By SIMON CONSTABLE
A puzzle that has long vexed personal finance experts may have been solved by an unlikely source: the Federal Reserve.
The problem in question: Why do people so often carry credit-card balances costing 10% to 20% a year, while at the same time keeping money in savings accounts that pay less than half of one percent?
On the face of it, such actions make no sense. And yet two out of three people surveyed by Ohio State University thought it was not a good idea to pay down such debt using savings.
Why is this view so prevalent? People trust that their savings will be there when they need the money more than they trust the banks to lend at such times.
That’s not my view; it’s the Federal Reserve, the banker of last resort to the banking system. It’s an institution that knows only too well how well, or otherwise, banks behave.
The Fed itself sums up the situation facing consumers who might want to borrow.
“There are no guarantees it [credit] will be there when they need it,” states a recent working paper from the Consumer Payments Research Center at the Federal Reserve Bank of Boston. Or put another way, you can’t rely on the bank to lend to you when you need it.

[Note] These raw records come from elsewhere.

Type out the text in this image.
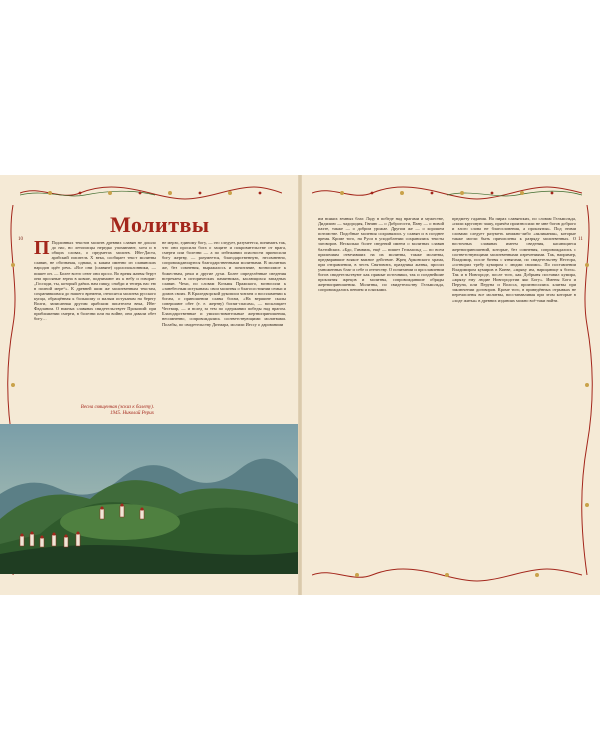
10	11
Молитвы
П Подлинных текстов молитв древних славян не дошло до нас, но летописцы нередко упоминают, хота и в общих словах, о предметах молитв. Ибн-Даста, арабский писатель X века, сообщает текст молитвы славян, не обозначая, однако, к каким именно из славянских народов идёт речь. «Все они (славяне) идолопоклонники, — пишет он. — Более всего сеют они просо. Во время жатвы берут они просяные зерна в ковше, поднимают их к небу и говорят: „Господи, ты, который даёшь нам пищу, снабди и теперь нас ею в полной мере“». К древней шим же молитвенным текстам, сохранившимся до нашего времени, относятся молитва русского купца, обращённая к большому и малым истуканам на берегу Волги, записанная другим арабским писателем века, Ибн-Фадланом. О южных славянах свидетельствует Прокопий: при приближении смерти, в болезни или на войне, они давали обет богу…
не мерзо, единому богу, — это следует, разумеется, понимать так, что они просили бога о защите и покровительстве от врага, смерти или болезни — а по избежании опасности приносили богу жертву, — разумеется, благодарственную, несомненно, сопровождающуюся благодарственными молитвами. В молитвах же, без сомнения, выражалось и почитание, возносимое к божествам, реки и другие духи. Более определённые сведения встречаем в исторических памятниках, касающихся западных славян. Чехи, по словам Козьмы Пражского, возносили к «занебесным истуканам» свои молитвы о благосостоянии семьи и домов своих. В Краледворской рукописи читаем о воспламении к богам, о приношении славы богам, «На вершине скалы совершают обет (т. е. жертву) богам-спасам», — восклицает Честмир, — и вслед за тем по одержании победы над врагом. Благодарственные и умилостивительные жертвоприношения, несомненно, сопровождались соответствующими молитвами. Полабы, по свидетельству Дитмара, молили Иессу о дарованиии
Весна священная (эскиз к балету).
1945. Николай Рерих
им всяких земных благ. Ладу в победе над врагами и мужестве, Дидилию — чадородия, Гвнию — о Доброгости, Пану — о новой пахте, также — о добром урожае. Другим же — о хорошем потомстве. Подобные моления сохранялись у славян и в позднее время. Кроме того, на Руси в уподоблении сохранились тексты заговоров. Несколько более сведений имеем о молитвах славян балтийских. «Бдо, Гимвиль, ещё — пишет Гельмольд — по всем приличиям отвечавших на их молитвы, также молитвы, предварявшие всякое важное действие. Жрец Арконского храма, при отправлении, в честь Святовита, праздника жатвы, просил умноженных благ и себе и отечеству. О почитании и прославлении богов свидетельствуют как прямые источники, так и позднейшие проклятия жрецов и молитвы, сопровождавшие обряды жертвоприношения. Молитвы, по свидетельству Гельмольда, сопровождались пением и плясками.
предмету гадания. На пирах славянских, по словам Гельмольда, «пили круговую чашу, причём произносили не мне богов доброго и злого слова не благословения, а проклятия». Под этими словами следует разуметь книжно-либо «акликания», которые также могли быть причислены к разряду молитвенных. О восточных славянах имеем сведения, касающиеся жертвоприношений, которые, без сомнения, сопровождались с соответствующими молитвенными изречениями. Так, например, Владимир, после битвы с ятвягами, по свидетельству Нестора, «сотворил требу кумиром с людми своими». По поставлении Владимиром кумиров в Киеве, «жряху им, нарицающе я боги». Так и в Новгороде, после того, как Добрыня поставил кумира, «жряху ему людие Новгородстии яко Богу». Имены Бога и Перуна, или Перуна и Волоса, произносились клятвы при заключении договоров. Кроме того, в приведённых отрывках не перечислены все молитвы, восстанавливая при этом которые в «ходе житья» в древних изданиях можно всё-таки найти.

“Savings act as insurance so that even in the worst case when the consumer cannot borrow, she can still consume,” says the report by Scott Fulford, professor of economics at Boston College, and previously a visiting scholar at the Boston Fed. The study analyzed Equifax data from 1999 through 2013, as well as data from the Consumer Finance Monthly survey conducted by Ohio State University.
This lack of trust helps explain why two-thirds (67%) of survey respondents to the Consumer Finance Monthly survey said it was not a good idea to pay off credit card balances with savings.

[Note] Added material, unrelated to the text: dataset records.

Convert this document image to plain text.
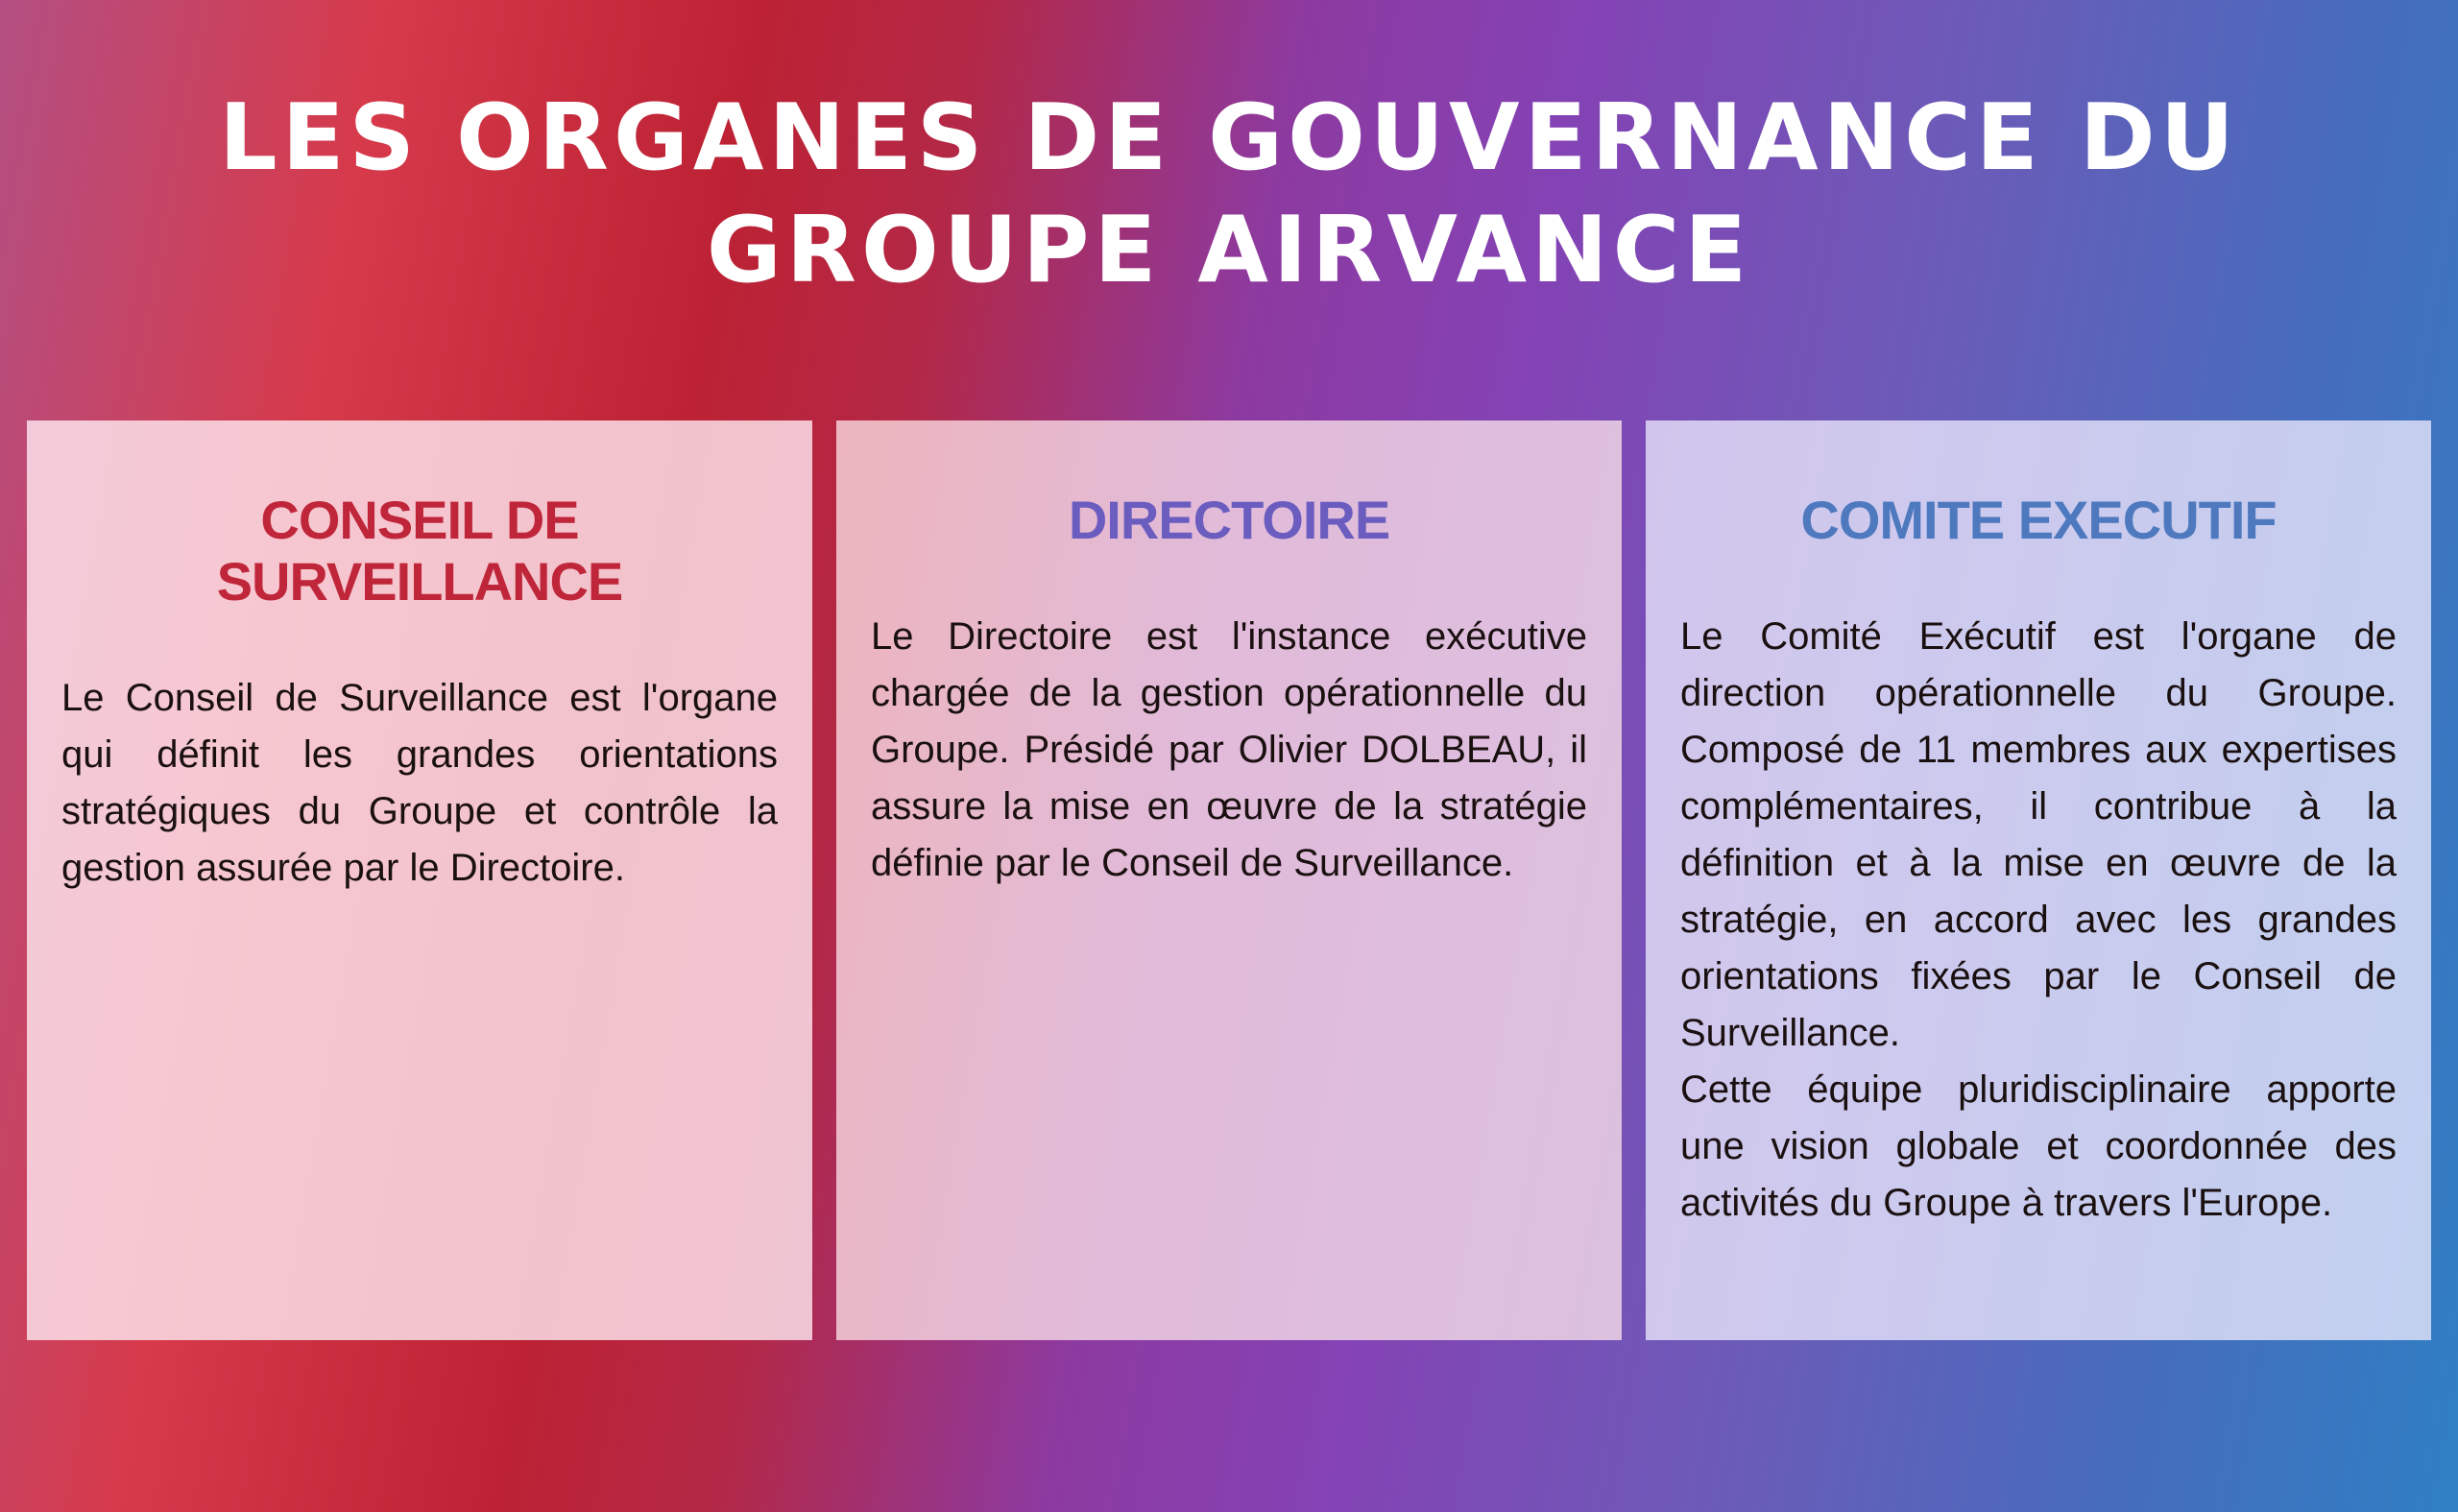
LES ORGANES DE GOUVERNANCE DU
GROUPE AIRVANCE
CONSEIL DE SURVEILLANCE

Le Conseil de Surveillance est l'organe qui définit les grandes orientations stratégiques du Groupe et contrôle la gestion assurée par le Directoire.

DIRECTOIRE

Le Directoire est l'instance exécutive chargée de la gestion opérationnelle du Groupe. Présidé par Olivier DOLBEAU, il assure la mise en œuvre de la stratégie définie par le Conseil de Surveillance.

COMITE EXECUTIF

Le Comité Exécutif est l'organe de direction opérationnelle du Groupe. Composé de 11 membres aux expertises complémentaires, il contribue à la définition et à la mise en œuvre de la stratégie, en accord avec les grandes orientations fixées par le Conseil de Surveillance.

Cette équipe pluridisciplinaire apporte une vision globale et coordonnée des activités du Groupe à travers l'Europe.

While this behavior baffled so-called experts, it actually makes sense when you think about it. You have a legal and moral right to access your savings. You can rely on the funds being there. Borrowing, on the other hand, is a privilege that you can’t be sure of especially if you hit a rough patch and become a worse credit risk.
There are other reasons to build up savings even while borrowing.
For people who have racked up substantial debt it can make sense to build savings while they pay down the credit card balances, explains Linda Leitz, a financial planner for Colorado Springs-based financial planning firm, It’s Not Just Money Inc.
The risk of not building savings while paying off a credit card is that once the balance is paid off the same habits that caused the debt will return. “Saving regularly helps them build the emotional muscle,” she says.